Thank you for clarification of the question on my request.
Yes, if you try to create more then one, the development environment should give you an error like "overloading of main is not allowed" or something.
So, how the run-time system knows what signature to use while calling the method? In general case, no reflection is possible (like in .NET), so how to determine what parameters to pass?
Short answer is: it is possible due to
__cdecl
,
by passing maximum number of parameters in all cases and always using return value.

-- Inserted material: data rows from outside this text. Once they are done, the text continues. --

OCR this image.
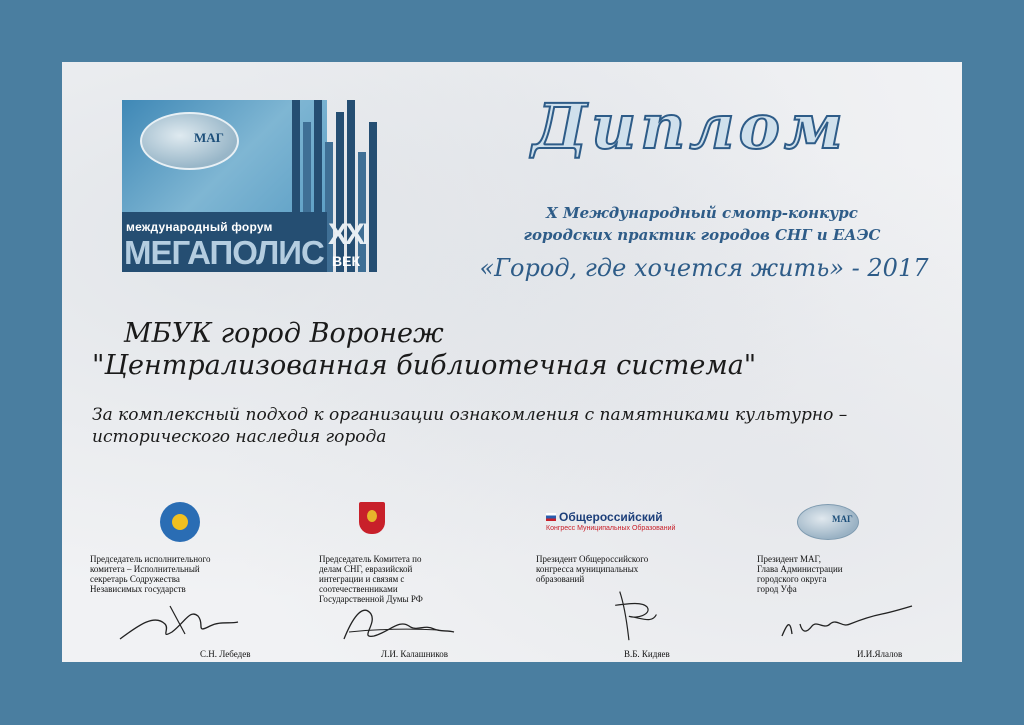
МАГ
международный форум
МЕГАПОЛИС XXI
ВЕК
Диплом
X Международный смотр-конкурс
городских практик городов СНГ и ЕАЭС
«Город, где хочется жить» - 2017
МБУК город Воронеж
"Централизованная библиотечная система"
За комплексный подход к организации ознакомления с памятниками культурно –
исторического наследия города
Председатель исполнительного
комитета – Исполнительный
секретарь Содружества
Независимых государств
С.Н. Лебедев
Председатель Комитета по
делам СНГ, евразийской
интеграции и связям с
соотечественниками
Государственной Думы РФ
Л.И. Калашников
Общероссийский
Конгресс Муниципальных Образований
Президент Общероссийского
конгресса муниципальных
образований
В.Б. Кидяев
МАГ
Президент МАГ,
Глава Администрации
городского округа
город Уфа
И.И.Ялалов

First, pay attention that all signatures are compatible: more "advanced" signature only adds additional parameters:
int main(void)
int main(int argc, char **argv)
int main(int argc, char *argv[]) int main(int argc, char **argv, char **envp)
(
http://en.wikipedia.org/wiki/Main_function#C_and_C.2B.2B[
^])
The trick is here: the argument passing conventions. It is always
__cdecl
. This is the only convention when the stack cleanup is done by the caller, not the callee:
http://msdn.microsoft.com/en-us/library/984x0h58%28v=vs.71%29.aspx[
^].
In this case, the caller can pass all the parameters as in the case of the longest signature and always returns
int
value. As the return value is returned in the CPU register, it does not disrupt the operation on the called function does not use it: it is simply ignored. All the parameters are available on the stack, so the called function only uses as many as its signature allows; all other are just ignored. As the stack is cleaned up by the caller (run-time system),
it does not need to know what was the actual signature of the callee — all parameters are passed, and, respectively, all are removed by the caller.
Try to specify the calling conventions explicitly:
int __cdecl main(int argc, char **argv)
It will compile and link. Try to use
__stdcall
or any other — the linker will fail. You can only use
__cdecl
. This is designed so by the reasons I explained above.